Gig 056 Generation X


Gig 056
Generation X
Oxford Botley Elms Court
21 March 1978


Although founder members Billy Idol and Tony James had been around since the start, Generation X arrived a bit late on the punk scene, only releasing their first single towards the end of 1977 by which time the whole schtick had become a bit formalised. From this distance it’s clear that the group, and Billy in particular, were comparable to the pre-Beatles UK acts managed by the likes of Larry Parnes, from Billy’s classic dreamboat looks (quite rare in punk, give or take a Paul Simonon and Jean-Jacques Burnel) to his name which fits right in with Billy Fury, Marty Wilde, Duffy Power etc. For all their pretensions to Wild Youth, and Billy’s curled lip, they were manufactured pop to fit a growing market and about as dangerous as a glass of strawberry Nesquik. Not that there’s anything wrong with that, they wrote punchy, tuneful songs and their pop-cultural references – the Who, Cathy McGowan, Mondrian – were exemplary.
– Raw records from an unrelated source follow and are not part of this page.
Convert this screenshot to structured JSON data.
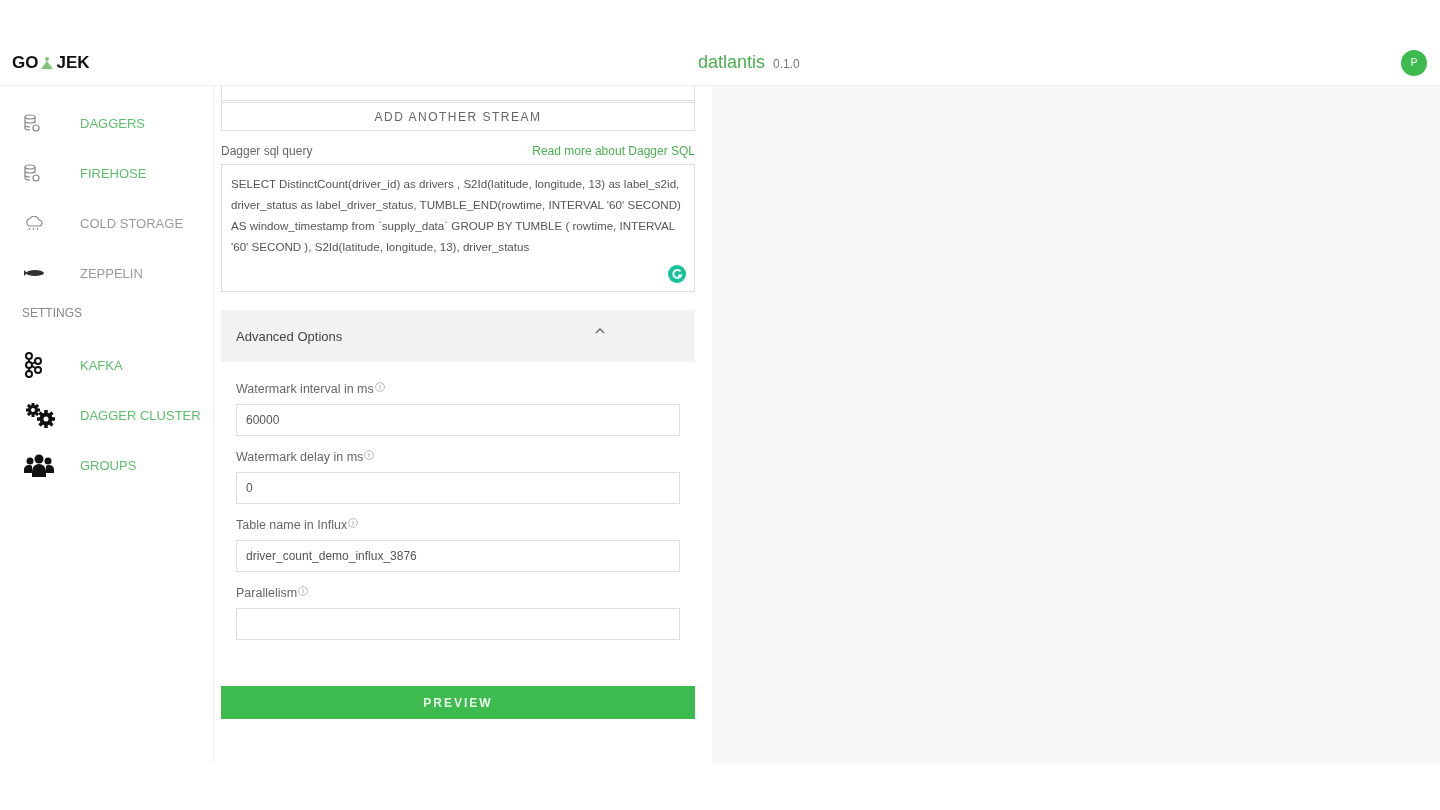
{
  "header": {
    "logo_left": "GO",
    "logo_right": "JEK",
    "app_name": "datlantis",
    "version": "0.1.0",
    "avatar": "P"
  },
  "sidebar": {
    "sections": [
      {
        "items": [
          {
            "label": "DAGGERS",
            "kind": "database",
            "disabled": false
          },
          {
            "label": "FIREHOSE",
            "kind": "database",
            "disabled": false
          },
          {
            "label": "COLD STORAGE",
            "kind": "cloud",
            "disabled": true
          },
          {
            "label": "ZEPPELIN",
            "kind": "zeppelin",
            "disabled": true
          }
        ]
      },
      {
        "title": "SETTINGS",
        "items": [
          {
            "label": "KAFKA",
            "kind": "kafka",
            "disabled": false
          },
          {
            "label": "DAGGER CLUSTER",
            "kind": "gears",
            "disabled": false
          },
          {
            "label": "GROUPS",
            "kind": "group",
            "disabled": false
          }
        ]
      }
    ]
  },
  "form": {
    "add_stream": "ADD ANOTHER STREAM",
    "query_label": "Dagger sql query",
    "query_link": "Read more about Dagger SQL",
    "query": "SELECT DistinctCount(driver_id) as drivers , S2Id(latitude, longitude, 13) as label_s2id, driver_status as label_driver_status, TUMBLE_END(rowtime, INTERVAL '60' SECOND) AS window_timestamp from `supply_data` GROUP BY TUMBLE ( rowtime, INTERVAL '60' SECOND ), S2Id(latitude, longitude, 13), driver_status",
    "advanced": {
      "title": "Advanced Options",
      "expanded": true
    },
    "fields": [
      {
        "label": "Watermark interval in ms",
        "value": "60000"
      },
      {
        "label": "Watermark delay in ms",
        "value": "0"
      },
      {
        "label": "Table name in Influx",
        "value": "driver_count_demo_influx_3876"
      },
      {
        "label": "Parallelism"
      }
    ],
    "preview": "PREVIEW"
  }
}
Rather appropriately for suburban boys – Billy from Bromley, Tony from Twickenham and a graduate of Brunel University – the gig took place in a function room in the not-at-all-edgy neighbourhood of Botley in West Oxford, where my mum occasionally did her shopping because there was a branch of Bejam in the arcade. So long as you weren’t expecting anything revolutionary, and I wasn’t, Generation X were great; they could play better than most of their contemporaries and Billy was a born rock’n’roll frontman. Their dabbling with dub reggae was a bit hamfisted but no more so than that of the Clash at that point. They were flogging their debut album, and gave it plenty. Again the Banbury Art School punk crowd was in town, and the gig was disrupted just a little by the same oversized dork who kept invading the stage at the Damned’s gig a few weeks previously. His sole objective in life seemed to be to get on stage with punk acts – what he might have done if no one had thrown him off, who knows? Probably jump around a bit and make a nuisance of himself. Whatever, it was quite funny and didn’t distract from the gig.


I don’t really remember much more than that, but a postscript to this is that for all their reputation as lightweight pretty boy chancers Generation X retained a loyal punk following because it seems they were (at this time at least) genuinely approachable and and stuck around playing the circuit after the Clash had buggered off to the US and most of the other punk groups had split. A year or so later they played Oxford’s legendary – and tiny – pub the Oranges & Lemons to an appreciative crowd of punks, and there aren’t many chart acts who would have done that when they could sell out much bigger venues. Only Otway, in fact.


And when it all fell apart Billy went to the States and became a genuine if rather caricatural rock megastar, on a scale that Larry Parnes’ boys could only dream about. Dicky Pride should be so lucky.


*The photo is from the gig Generation X played at the Oranges & Lemons pub, towards the end of 1979. (I went along but couldn’t get in, unsurprisingly.)